I had a problem that I was wondering if it could be solved by one of the techniques/algorithms used in bioinformatics to give the extent of similarity. I am a Problem Statement: we have a sensor( its like a magnetic compass and has a dial with twelve equal zones- 30 degrees each) that every second outputs where its pointing. The typical random output of the sensor may look like (for example) 30 30 30 30 30 30 120 120 120 120 120 120 60 60 60 60 60 60 330 330 330 330 30 30 30 30 210 210 210 210 210 60 60 60 60 60 60 60 60 60 60 60 60 60 ……….etc. We wanted to see if we can calculate a measure of similarity of two 4-minute sequence samples taken at different times during the day . (It would be great if we could state something like - the sequences are similar and there is a 1 in million(say)chance that we may be wrong.)

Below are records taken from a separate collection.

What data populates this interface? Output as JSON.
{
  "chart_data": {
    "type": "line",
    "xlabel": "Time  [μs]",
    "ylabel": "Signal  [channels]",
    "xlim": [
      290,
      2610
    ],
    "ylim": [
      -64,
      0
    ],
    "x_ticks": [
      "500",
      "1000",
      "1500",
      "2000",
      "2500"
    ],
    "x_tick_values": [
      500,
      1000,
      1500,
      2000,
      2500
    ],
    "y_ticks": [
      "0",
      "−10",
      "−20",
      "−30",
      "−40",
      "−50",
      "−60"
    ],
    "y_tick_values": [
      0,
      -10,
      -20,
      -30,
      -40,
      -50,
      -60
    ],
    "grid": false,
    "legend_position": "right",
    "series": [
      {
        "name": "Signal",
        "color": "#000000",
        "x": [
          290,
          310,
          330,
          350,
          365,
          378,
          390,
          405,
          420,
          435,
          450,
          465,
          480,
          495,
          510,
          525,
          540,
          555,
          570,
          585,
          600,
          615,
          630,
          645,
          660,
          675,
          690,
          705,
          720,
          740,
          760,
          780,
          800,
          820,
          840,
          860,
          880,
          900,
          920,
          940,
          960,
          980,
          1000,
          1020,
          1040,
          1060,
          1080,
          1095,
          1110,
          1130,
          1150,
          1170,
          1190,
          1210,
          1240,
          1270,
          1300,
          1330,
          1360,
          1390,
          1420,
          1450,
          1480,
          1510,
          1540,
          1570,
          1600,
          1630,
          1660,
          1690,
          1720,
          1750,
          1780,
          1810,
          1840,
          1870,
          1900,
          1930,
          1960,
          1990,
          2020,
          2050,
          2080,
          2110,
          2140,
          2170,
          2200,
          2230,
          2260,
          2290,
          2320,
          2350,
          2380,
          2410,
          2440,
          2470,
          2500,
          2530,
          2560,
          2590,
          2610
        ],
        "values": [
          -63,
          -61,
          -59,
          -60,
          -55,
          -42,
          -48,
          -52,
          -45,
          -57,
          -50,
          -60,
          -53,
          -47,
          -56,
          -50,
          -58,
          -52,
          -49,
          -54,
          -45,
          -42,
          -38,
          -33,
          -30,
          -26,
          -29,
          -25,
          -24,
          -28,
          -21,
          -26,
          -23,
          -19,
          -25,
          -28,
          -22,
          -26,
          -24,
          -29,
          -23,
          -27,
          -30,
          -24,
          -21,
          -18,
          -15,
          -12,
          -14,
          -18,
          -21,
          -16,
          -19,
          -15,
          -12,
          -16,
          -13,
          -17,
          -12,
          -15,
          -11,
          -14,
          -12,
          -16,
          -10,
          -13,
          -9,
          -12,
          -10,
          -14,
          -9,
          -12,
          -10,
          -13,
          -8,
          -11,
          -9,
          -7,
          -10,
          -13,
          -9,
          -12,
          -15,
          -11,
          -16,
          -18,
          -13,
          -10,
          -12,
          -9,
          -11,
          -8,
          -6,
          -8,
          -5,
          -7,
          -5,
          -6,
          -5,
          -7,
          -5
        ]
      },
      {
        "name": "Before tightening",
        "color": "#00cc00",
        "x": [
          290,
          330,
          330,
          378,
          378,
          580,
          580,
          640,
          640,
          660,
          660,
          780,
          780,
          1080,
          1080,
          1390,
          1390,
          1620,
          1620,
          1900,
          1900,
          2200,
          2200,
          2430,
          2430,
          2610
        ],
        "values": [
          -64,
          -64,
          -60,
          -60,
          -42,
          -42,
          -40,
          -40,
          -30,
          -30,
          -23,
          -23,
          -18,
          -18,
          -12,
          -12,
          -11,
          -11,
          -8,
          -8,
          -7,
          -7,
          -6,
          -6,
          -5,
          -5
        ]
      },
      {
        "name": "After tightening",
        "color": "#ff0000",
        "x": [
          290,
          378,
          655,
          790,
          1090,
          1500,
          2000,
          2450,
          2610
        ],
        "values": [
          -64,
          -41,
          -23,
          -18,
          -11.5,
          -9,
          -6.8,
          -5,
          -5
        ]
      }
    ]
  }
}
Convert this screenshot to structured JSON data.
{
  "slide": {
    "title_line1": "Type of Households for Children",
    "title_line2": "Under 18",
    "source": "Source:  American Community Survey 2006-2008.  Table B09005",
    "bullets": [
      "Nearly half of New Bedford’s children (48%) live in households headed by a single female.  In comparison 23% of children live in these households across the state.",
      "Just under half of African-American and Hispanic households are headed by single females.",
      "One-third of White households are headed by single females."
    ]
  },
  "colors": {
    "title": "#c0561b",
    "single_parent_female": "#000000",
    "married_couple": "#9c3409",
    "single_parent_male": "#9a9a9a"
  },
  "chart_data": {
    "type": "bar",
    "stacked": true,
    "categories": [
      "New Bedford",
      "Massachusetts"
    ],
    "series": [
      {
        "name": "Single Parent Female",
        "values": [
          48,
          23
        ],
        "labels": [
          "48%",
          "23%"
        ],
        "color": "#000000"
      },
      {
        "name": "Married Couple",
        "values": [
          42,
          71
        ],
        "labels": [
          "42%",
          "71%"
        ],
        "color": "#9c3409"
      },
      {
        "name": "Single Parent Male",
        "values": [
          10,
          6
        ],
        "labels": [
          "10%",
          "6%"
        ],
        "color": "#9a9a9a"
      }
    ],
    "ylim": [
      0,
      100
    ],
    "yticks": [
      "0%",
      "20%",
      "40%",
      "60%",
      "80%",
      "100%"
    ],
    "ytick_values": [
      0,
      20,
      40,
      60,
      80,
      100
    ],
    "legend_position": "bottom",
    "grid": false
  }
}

sequence dna bioinformatics algorithm • 2.1k views
1
Entering edit mode
8.4 years ago
cts ★ 1.7k

Perhaps you could do a correlation analysis which would be easiest in R using the cor.test function. This will give you a p-value that tells you how will the two outputs are correlated

Example code shown below:

sensor_output_1 = c(30,30,30,30,30,30,120,120,120,120)
sensor_output_2 = c(30,45,30,30,120,120,100,100,120,120)
cor.test(sensor_output_1, sensor_output_2, alternative='greater')

Pearson's product-moment correlation

data:  sensor_output_1 and sensor_output_2
t = 2.0324, df = 8, p-value = 0.03829
alternative hypothesis: true correlation is greater than 0
95 percent confidence interval:
0.04607661 1.00000000
sample estimates:
cor
0.5835345

0
Entering edit mode
8.4 years ago
Sudeep ★ 1.7k

A naive approach would be to treat your 4 minute sensor read out as a long piece of string (text) and calculate similarity between these strings using some string similarity measures, but this is not (entirely) sequence similarity as you want.